Let us be real here, Jesus was very probably not born on December 25. The Bible does not tell us anything at all about the exact date of the birth of Christ. It did not even occur at the start of 1 AD, but most likely in 4 BC. And yes, I deem it likely that the date for Christmas was chosen to supersede a pagan festival.

So if it is not the real birthdate, why celebrate it? What is real is the birth of Christ. And while we are not told when exactly this event took place, we know it was worthy of celebration. The angels sung, the shepherds worshiped, and God even utilized the heavens to direct all who were truly searching to Bethlehem. (Well okay, the wise men did not arrive at the date of Christ’s birth but not too long after–compare Mt 2:7, 16 and Lk 2:21-24.)

Truly, God’s incarnation, his coming in the flesh, is an extraordinary and unique glimpse into the character of God. Christ “did not regard equality with God a thing to be grasped, but emptied himself, taking the form of a bond-servant” (Phi 2:6-7). As the angel said to the shepherds: “I bring you good tidings of great joy, which shall be to all people for unto you is born this day in the city of David a Saviour, which is Christ the Lord.” (Lk 2:10-11). If the joy of Christ’s birth is for all people, then it is appropriate to make a celebration to commemorate it. Some argue that Christ’s death and resurrection are more important than his birth in terms of salvation history, but comparing the importance of these events is like asking which of its wings a bird needs more to fly. Jesus could not have died for us without becoming one of us. And there are aspects of God’s character displayed in the incarnation: boundless generosity, love, and humility. To have a day on which the church remembers and displays what the love of God is like, seems a very fitting response to what he has done for us.

Then what should we do at Christmas?

The first coming of Christ was joy to the world—so in remembering it, we should be joyful.
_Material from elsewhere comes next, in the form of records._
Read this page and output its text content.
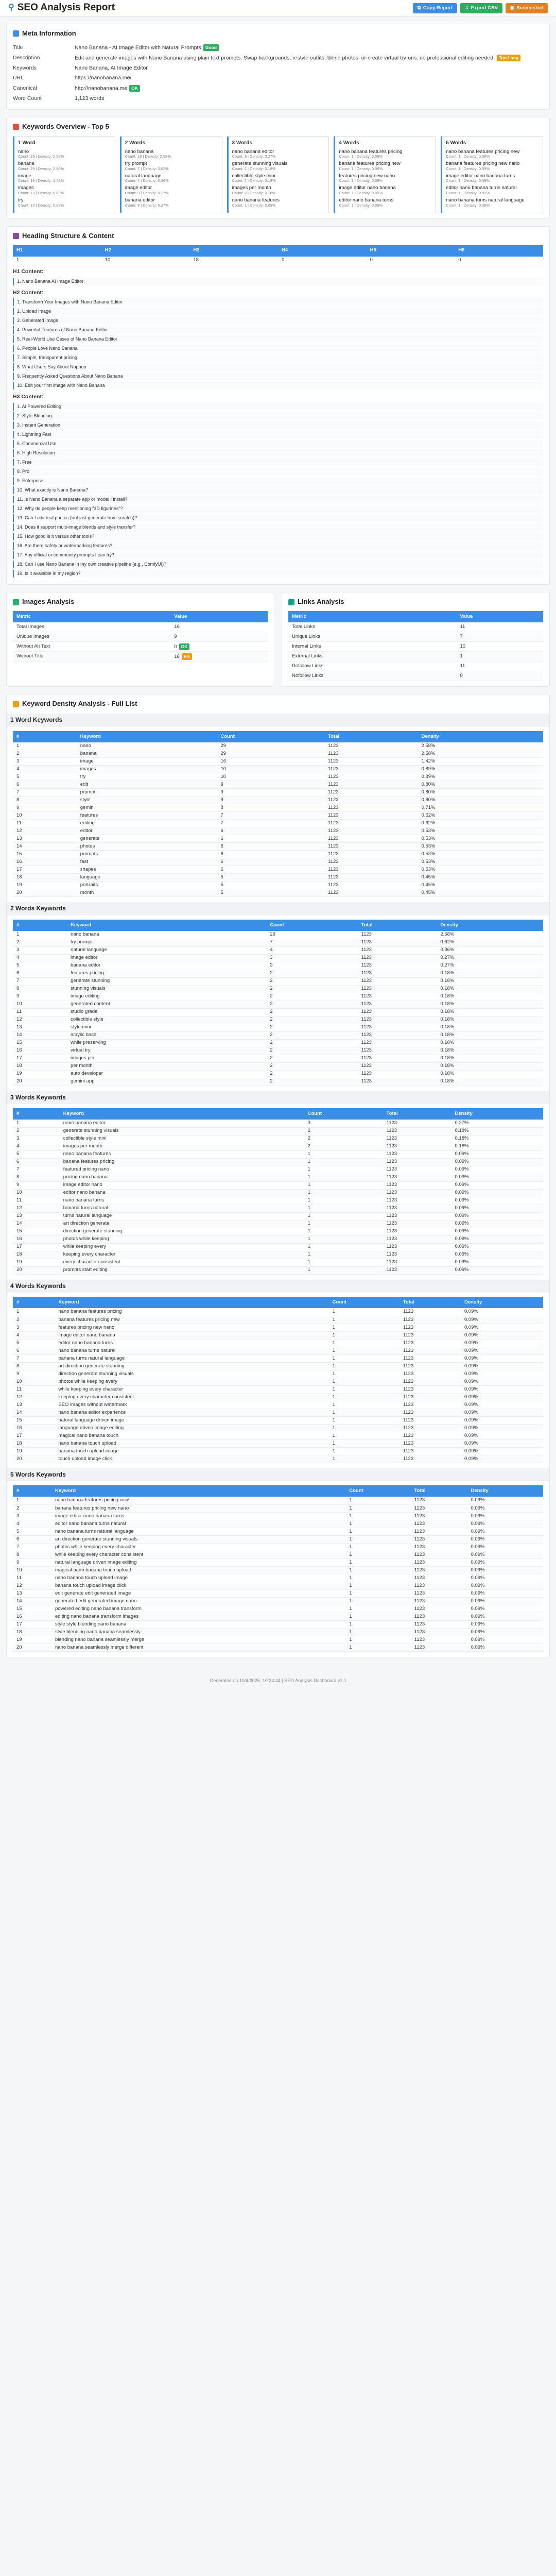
⚲ SEO Analysis Report	⧉ Copy Report	⇩ Export CSV	◉ Screenshot
Meta Information
Title	Nano Banana - AI Image Editor with Natural Prompts Good
Description	Edit and generate images with Nano Banana using plain text prompts. Swap backgrounds, restyle outfits, blend photos, or create virtual try-ons; no professional editing needed. Too Long
Keywords	Nano Banana, AI Image Editor
URL	https://nanobanana.me/
Canonical	http://nanobanana.me OK
Word Count	1,123 words
Keywords Overview - Top 5
1 Word
nano
Count: 29 | Density: 2.58%
banana
Count: 29 | Density: 2.58%
image
Count: 16 | Density: 1.42%
images
Count: 10 | Density: 0.89%
try
Count: 10 | Density: 0.89%
2 Words
nano banana
Count: 29 | Density: 2.58%
try prompt
Count: 7 | Density: 0.62%
natural language
Count: 4 | Density: 0.36%
image editor
Count: 3 | Density: 0.27%
banana editor
Count: 3 | Density: 0.27%
3 Words
nano banana editor
Count: 3 | Density: 0.27%
generate stunning visuals
Count: 2 | Density: 0.18%
collectible style mini
Count: 2 | Density: 0.18%
images per month
Count: 2 | Density: 0.18%
nano banana features
Count: 1 | Density: 0.09%
4 Words
nano banana features pricing
Count: 1 | Density: 0.09%
banana features pricing new
Count: 1 | Density: 0.09%
features pricing new nano
Count: 1 | Density: 0.09%
image editor nano banana
Count: 1 | Density: 0.09%
editor nano banana turns
Count: 1 | Density: 0.09%
5 Words
nano banana features pricing new
Count: 1 | Density: 0.09%
banana features pricing new nano
Count: 1 | Density: 0.09%
image editor nano banana turns
Count: 1 | Density: 0.09%
editor nano banana turns natural
Count: 1 | Density: 0.09%
nano banana turns natural language
Count: 1 | Density: 0.09%
Heading Structure & Content
H1	H2	H3	H4	H5	H6
1	10	18	0	0	0
H1 Content:
1. Nano Banana AI Image Editor
H2 Content:
1. Transform Your Images with Nano Banana Editor
2. Upload Image
3. Generated Image
4. Powerful Features of Nano Banana Editor
5. Real-World Use Cases of Nano Banana Editor
6. People Love Nano Banana
7. Simple, transparent pricing
8. What Users Say About Nbphoo
9. Frequently Asked Questions About Nano Banana
10. Edit your first image with Nano Banana
H3 Content:
1. AI Powered Editing
2. Style Blending
3. Instant Generation
4. Lightning Fast
5. Commercial Use
6. High Resolution
7. Free
8. Pro
9. Enterprise
10. What exactly is Nano Banana?
11. Is Nano Banana a separate app or model I install?
12. Why do people keep mentioning "3D figurines"?
13. Can I edit real photos (not just generate from scratch)?
14. Does it support multi-image blends and style transfer?
15. How good is it versus other tools?
16. Are there safety or watermarking features?
17. Any official or community prompts I can try?
18. Can I use Nano Banana in my own creative pipeline (e.g., ComfyUI)?
19. Is it available in my region?
Images Analysis
Metric	Value
Total Images	16
Unique Images	9
Without Alt Text	0 OK
Without Title	16 Fix
Links Analysis
Metric	Value
Total Links	11
Unique Links	7
Internal Links	10
External Links	1
Dofollow Links	11
Nofollow Links	0
Keyword Density Analysis - Full List
1 Word Keywords
#	Keyword	Count	Total	Density
1	nano	29	1123	2.58%
2	banana	29	1123	2.58%
3	image	16	1123	1.42%
4	images	10	1123	0.89%
5	try	10	1123	0.89%
6	edit	9	1123	0.80%
7	prompt	9	1123	0.80%
8	style	9	1123	0.80%
9	gemini	8	1123	0.71%
10	features	7	1123	0.62%
11	editing	7	1123	0.62%
12	editor	6	1123	0.53%
13	generate	6	1123	0.53%
14	photos	6	1123	0.53%
15	prompts	6	1123	0.53%
16	fast	6	1123	0.53%
17	shapes	6	1123	0.53%
18	language	5	1123	0.45%
19	portraits	5	1123	0.45%
20	month	5	1123	0.45%
2 Words Keywords
#	Keyword	Count	Total	Density
1	nano banana	29	1123	2.58%
2	try prompt	7	1123	0.62%
3	natural language	4	1123	0.36%
4	image editor	3	1123	0.27%
5	banana editor	3	1123	0.27%
6	features pricing	2	1123	0.18%
7	generate stunning	2	1123	0.18%
8	stunning visuals	2	1123	0.18%
9	image editing	2	1123	0.18%
10	generated content	2	1123	0.18%
11	studio grade	2	1123	0.18%
12	collectible style	2	1123	0.18%
13	style mini	2	1123	0.18%
14	acrylic base	2	1123	0.18%
15	while preserving	2	1123	0.18%
16	virtual try	2	1123	0.18%
17	images per	2	1123	0.18%
18	per month	2	1123	0.18%
19	auto developer	2	1123	0.18%
20	gemini app	2	1123	0.18%
3 Words Keywords
#	Keyword	Count	Total	Density
1	nano banana editor	3	1123	0.27%
2	generate stunning visuals	2	1123	0.18%
3	collectible style mini	2	1123	0.18%
4	images per month	2	1123	0.18%
5	nano banana features	1	1123	0.09%
6	banana features pricing	1	1123	0.09%
7	featured pricing nano	1	1123	0.09%
8	pricing nano banana	1	1123	0.09%
9	image editor nano	1	1123	0.09%
10	editor nano banana	1	1123	0.09%
11	nano banana turns	1	1123	0.09%
12	banana turns natural	1	1123	0.09%
13	turns natural language	1	1123	0.09%
14	art direction generate	1	1123	0.09%
15	direction generate stunning	1	1123	0.09%
16	photos while keeping	1	1123	0.09%
17	while keeping every	1	1123	0.09%
18	keeping every character	1	1123	0.09%
19	every character consistent	1	1123	0.09%
20	prompts start editing	1	1123	0.09%
4 Words Keywords
#	Keyword	Count	Total	Density
1	nano banana features pricing	1	1123	0.09%
2	banana features pricing new	1	1123	0.09%
3	features pricing new nano	1	1123	0.09%
4	image editor nano banana	1	1123	0.09%
5	editor nano banana turns	1	1123	0.09%
6	nano banana turns natural	1	1123	0.09%
7	banana turns natural language	1	1123	0.09%
8	art direction generate stunning	1	1123	0.09%
9	direction generate stunning visuals	1	1123	0.09%
10	photos while keeping every	1	1123	0.09%
11	while keeping every character	1	1123	0.09%
12	keeping every character consistent	1	1123	0.09%
13	SEO images without watermark	1	1123	0.09%
14	nano banana editor experience	1	1123	0.09%
15	natural language driven image	1	1123	0.09%
16	language driven image editing	1	1123	0.09%
17	magical nano banana touch	1	1123	0.09%
18	nano banana touch upload	1	1123	0.09%
19	banana touch upload image	1	1123	0.09%
20	touch upload image click	1	1123	0.09%
5 Words Keywords
#	Keyword	Count	Total	Density
1	nano banana features pricing new	1	1123	0.09%
2	banana features pricing new nano	1	1123	0.09%
3	image editor nano banana turns	1	1123	0.09%
4	editor nano banana turns natural	1	1123	0.09%
5	nano banana turns natural language	1	1123	0.09%
6	art direction generate stunning visuals	1	1123	0.09%
7	photos while keeping every character	1	1123	0.09%
8	while keeping every character consistent	1	1123	0.09%
9	natural language driven image editing	1	1123	0.09%
10	magical nano banana touch upload	1	1123	0.09%
11	nano banana touch upload image	1	1123	0.09%
12	banana touch upload image click	1	1123	0.09%
13	edit generate edit generated image	1	1123	0.09%
14	generated edit generated image nano	1	1123	0.09%
15	powered editing nano banana transform	1	1123	0.09%
16	editing nano banana transform images	1	1123	0.09%
17	style style blending nano banana	1	1123	0.09%
18	style blending nano banana seamlessly	1	1123	0.09%
19	blending nano banana seamlessly merge	1	1123	0.09%
20	nano banana seamlessly merge different	1	1123	0.09%
Generated on 10/4/2025, 10:24:44 | SEO Analysis Dashboard v1.1
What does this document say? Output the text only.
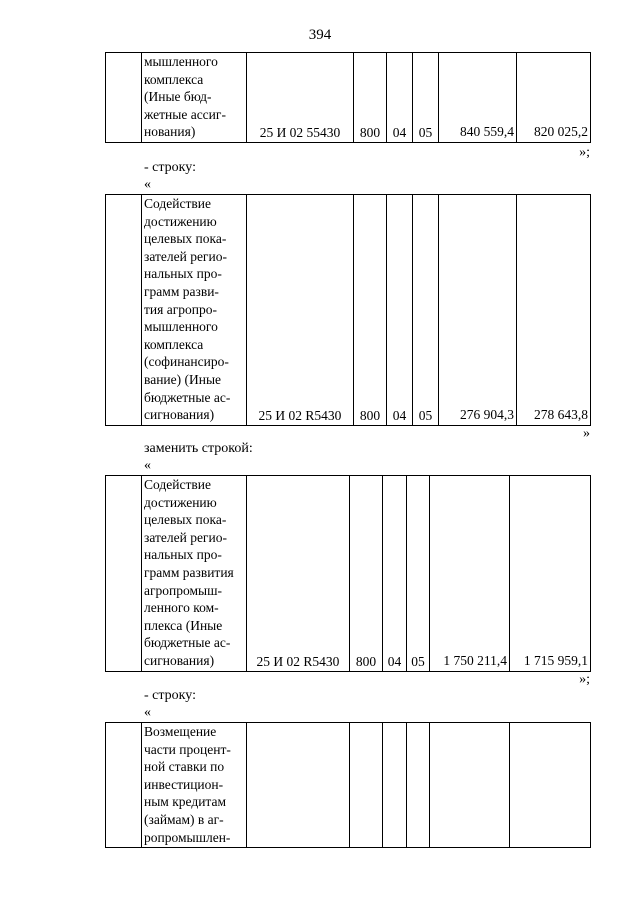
394

мышленного
комплекса
(Иные бюд-
жетные ассиг-
нования)	25 И 02 55430	800	04	05	840 559,4	820 025,2
»;
- строку:
«

Содействие
достижению
целевых пока-
зателей регио-
нальных про-
грамм разви-
тия агропро-
мышленного
комплекса
(софинансиро-
вание) (Иные
бюджетные ас-
сигнования)	25 И 02 R5430	800	04	05	276 904,3	278 643,8
»
заменить строкой:
«

Содействие
достижению
целевых пока-
зателей регио-
нальных про-
грамм развития
агропромыш-
ленного ком-
плекса (Иные
бюджетные ас-
сигнования)	25 И 02 R5430	800	04	05	1 750 211,4	1 715 959,1
»;
- строку:
«

Возмещение
части процент-
ной ставки по
инвестицион-
ным кредитам
(займам) в аг-
ропромышлен-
It was an unmerited gift to humanity—so perhaps it is not too far off to give unmerited gifts to our fellow humans. It also was a gift to those who were poor and in desperate need—so it would be in the spirit of Christmas to help the poor (It is always important to help the poor though. Especially not on Christmas. Everyone helps the poor on Christmas.) It was an event proclaimed by shepherds and wise men—so maybe it is a good opportunity to proclaim it still today.